Ernst was a mentor for The Potters, an informal group of women artists aged late teens to early twenties, who published a monthly artistic and literary magazine called The Potter's Wheel between 1904 and 1907.[2] The same Potters described themselves as "idolatrous females worshipping a yellow-haired Amazon"; they called their mentor Ernst a "blond brute...the star of our existence." [3][4][9]

The Potters included:[8]

Teasdale dedicated a sonnet to Ernst which begins:

To L.R.E.
When I first saw you – felt you take my hand
I could not speak for happiness.[10]

Ernst's house on 6058 Kingsbury Boulevard, St.
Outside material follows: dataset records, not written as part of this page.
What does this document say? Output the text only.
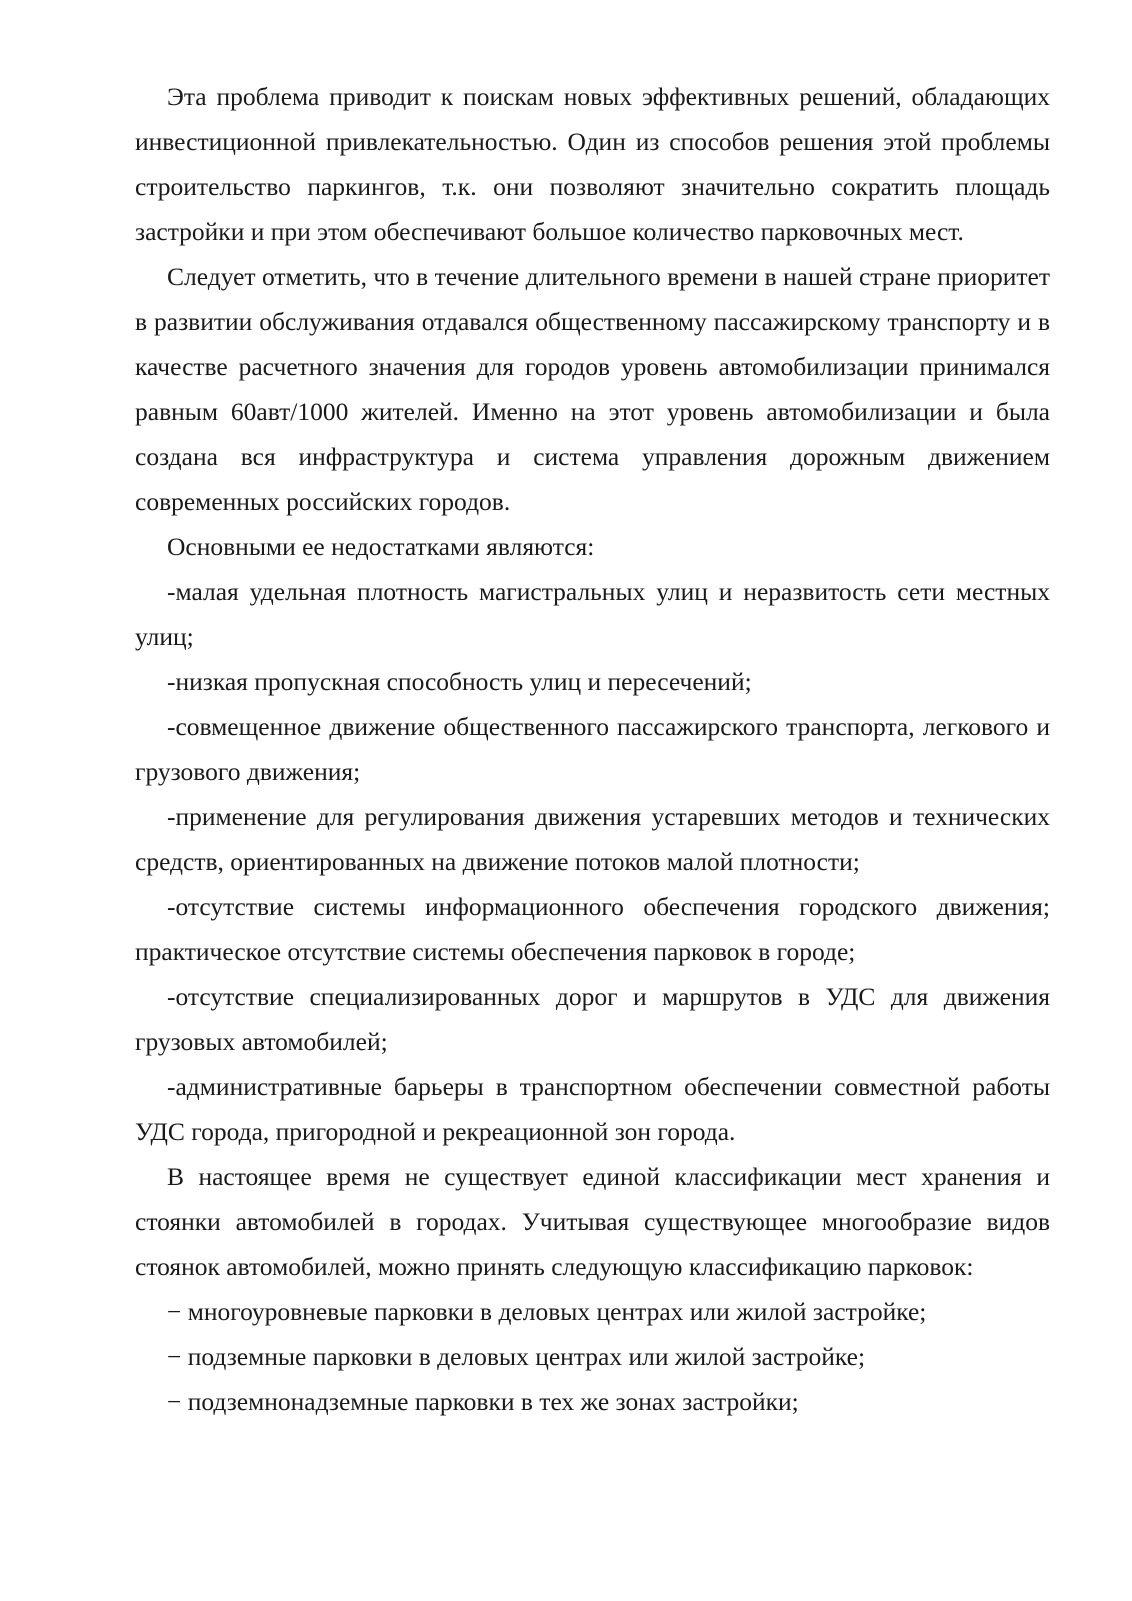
Эта проблема приводит к поискам новых эффективных решений, обладающих инвестиционной привлекательностью. Один из способов решения этой проблемы строительство паркингов, т.к. они позволяют значительно сократить площадь застройки и при этом обеспечивают большое количество парковочных мест.

Следует отметить, что в течение длительного времени в нашей стране приоритет в развитии обслуживания отдавался общественному пассажирскому транспорту и в качестве расчетного значения для городов уровень автомобилизации принимался равным 60авт/1000 жителей. Именно на этот уровень автомобилизации и была создана вся инфраструктура и система управления дорожным движением современных российских городов.

Основными ее недостатками являются:

-малая удельная плотность магистральных улиц и неразвитость сети местных улиц;

-низкая пропускная способность улиц и пересечений;

-совмещенное движение общественного пассажирского транспорта, легкового и грузового движения;

-применение для регулирования движения устаревших методов и технических средств, ориентированных на движение потоков малой плотности;

-отсутствие системы информационного обеспечения городского движения; практическое отсутствие системы обеспечения парковок в городе;

-отсутствие специализированных дорог и маршрутов в УДС для движения грузовых автомобилей;

-административные барьеры в транспортном обеспечении совместной работы УДС города, пригородной и рекреационной зон города.

В настоящее время не существует единой классификации мест хранения и стоянки автомобилей в городах. Учитывая существующее многообразие видов стоянок автомобилей, можно принять следующую классификацию парковок:

− многоуровневые парковки в деловых центрах или жилой застройке;

− подземные парковки в деловых центрах или жилой застройке;

− подземнонадземные парковки в тех же зонах застройки;
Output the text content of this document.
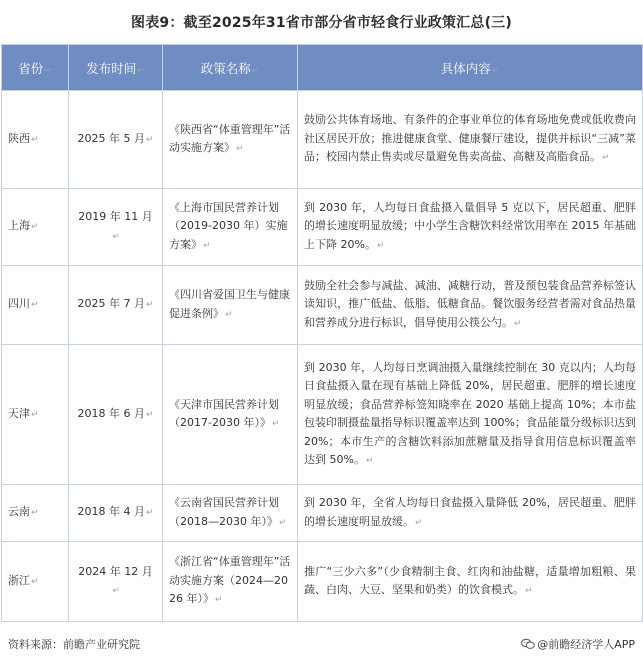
图表9：截至2025年31省市部分省市轻食行业政策汇总(三)
省份↵	发布时间↵	政策名称↵	具体内容↵
陕西↵	2025 年 5 月↵	《陕西省“体重管理年”活动实施方案》↵	鼓励公共体育场地、有条件的企事业单位的体育场地免费或低收费向社区居民开放；推进健康食堂、健康餐厅建设，提供并标识“三减”菜品；校园内禁止售卖或尽量避免售卖高盐、高糖及高脂食品。↵
上海↵	2019 年 11 月↵	《上海市国民营养计划（2019-2030 年）实施方案》↵	到 2030 年，人均每日食盐摄入量倡导 5 克以下，居民超重、肥胖的增长速度明显放缓；中小学生含糖饮料经常饮用率在 2015 年基础上下降 20%。↵
四川↵	2025 年 7 月↵	《四川省爱国卫生与健康促进条例》↵	鼓励全社会参与减盐、减油、减糖行动，普及预包装食品营养标签认读知识，推广低盐、低脂、低糖食品。餐饮服务经营者需对食品热量和营养成分进行标识，倡导使用公筷公勺。↵
天津↵	2018 年 6 月↵	《天津市国民营养计划（2017-2030 年）》↵	到 2030 年，人均每日烹调油摄入量继续控制在 30 克以内；人均每日食盐摄入量在现有基础上降低 20%，居民超重、肥胖的增长速度明显放缓；食品营养标签知晓率在 2020 基础上提高 10%；本市盐包装印制摄盐量指导标识覆盖率达到 100%；食品能量分级标识达到 20%；本市生产的含糖饮料添加蔗糖量及指导食用信息标识覆盖率达到 50%。↵
云南↵	2018 年 4 月↵	《云南省国民营养计划（2018—2030 年）》↵	到 2030 年，全省人均每日食盐摄入量降低 20%，居民超重、肥胖的增长速度明显放缓。↵
浙江↵	2024 年 12 月↵	《浙江省“体重管理年”活动实施方案（2024—2026 年）》↵	推广“三少六多”（少食精制主食、红肉和油盐糖，适量增加粗粮、果蔬、白肉、大豆、坚果和奶类）的饮食模式。↵
资料来源：前瞻产业研究院	@前瞻经济学人APP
Louis, built in 1910, was designed by architect Francis De Menil. It is part of the Skinker DeBaliviere Historic District.[11]

Ernst never married and she lived with her two unmarried sisters.[a] Until 1947, women teachers in the public school system were forced to retire if they married.[2] On Ernst's demeanor, Williame Drake wrote in 1989:

Formidable in her starched shirt-waists and gold-rimmed glasses, intensity of purpose, and ceaseless application to hard work. Even one of her hobbies, mountain climbing, was strenuous.[10]

She was close to Leonora Halsted, author and fellow member of the Humanity Club, who, dying in 1929, left $20,000 to Ernst in "appreciation of her devoted care ... and my abiding love". For this reason, Ernst created the Leonora B. Halsted Scholarship for students in need at Washington University.[8][12] Ernst died in St. Louis, on December 6, 1943.[2][4]